James was schooled at home, mostly by his mother, but about 1845, he began being educated in the home of his Aunt Anne (Archibald's sister) and her husband Judge James Ewell Brown (Stuart's namesake), at Danville, Virginia. Around 1847, or when he was about 14 years of age, he enrolled in Wytheville for about a year. Then, in August, 1848, he entered Emory and Henry College. During a revival of religion among the students he professed conversion, and joined the Methodist Church. Throughout his afterlife he maintained a consistent Christian character. Ten years later, in 1859, he was comfirmed in the Presbyterian Episcopal Church by Bishop Hawkes, in St. Louis. The reasns for this change in his church connections were simple and natural. His mother was an Episcopalian, and had early instilled into him a love for her own church. His wife was a member of the same communion. He found, also, that a majority of the chaplains in the United States Army at that time were Episcopalian divines, and he considered that his opportunities for Christian fellowship and church privileges would be increased by the change. His spirit toward all denominations of Christians was as far removed as possible from narrow sectarianism.

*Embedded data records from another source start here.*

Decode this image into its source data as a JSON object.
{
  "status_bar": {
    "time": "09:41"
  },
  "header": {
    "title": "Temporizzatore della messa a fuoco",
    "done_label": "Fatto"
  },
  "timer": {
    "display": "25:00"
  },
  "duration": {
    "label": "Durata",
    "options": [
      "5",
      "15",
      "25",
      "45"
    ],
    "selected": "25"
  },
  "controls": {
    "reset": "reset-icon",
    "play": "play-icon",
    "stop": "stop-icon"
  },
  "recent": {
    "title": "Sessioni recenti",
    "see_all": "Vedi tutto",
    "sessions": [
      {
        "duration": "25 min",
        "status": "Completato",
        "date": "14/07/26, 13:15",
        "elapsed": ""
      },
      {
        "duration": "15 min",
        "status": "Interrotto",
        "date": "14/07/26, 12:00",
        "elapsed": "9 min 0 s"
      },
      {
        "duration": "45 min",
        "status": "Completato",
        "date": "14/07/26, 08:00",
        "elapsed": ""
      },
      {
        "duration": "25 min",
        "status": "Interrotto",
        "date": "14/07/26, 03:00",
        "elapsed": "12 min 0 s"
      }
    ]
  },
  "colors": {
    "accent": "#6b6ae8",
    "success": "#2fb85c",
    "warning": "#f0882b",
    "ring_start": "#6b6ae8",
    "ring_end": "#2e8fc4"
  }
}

In April, 1850, James Stuart left Emory and Henry College, having obtained an appointment as a cadet in the United States Military Academy at West Point, on the recommendation of the Honorable T.H. Averett, of the Third District of Virginia. During his career as a cadet, Stuart applied himself assiduously to study, and graduated thirteenth in a class of forty-six members. He appears to have been more ambitious of soldierly than scholarly distinction, and held in succession the cadet offices of corporal, sergeant, orderly sergeant, captain of the second company, and cavalry sergeant; the last being the highest office in that arm of the service at the Academy.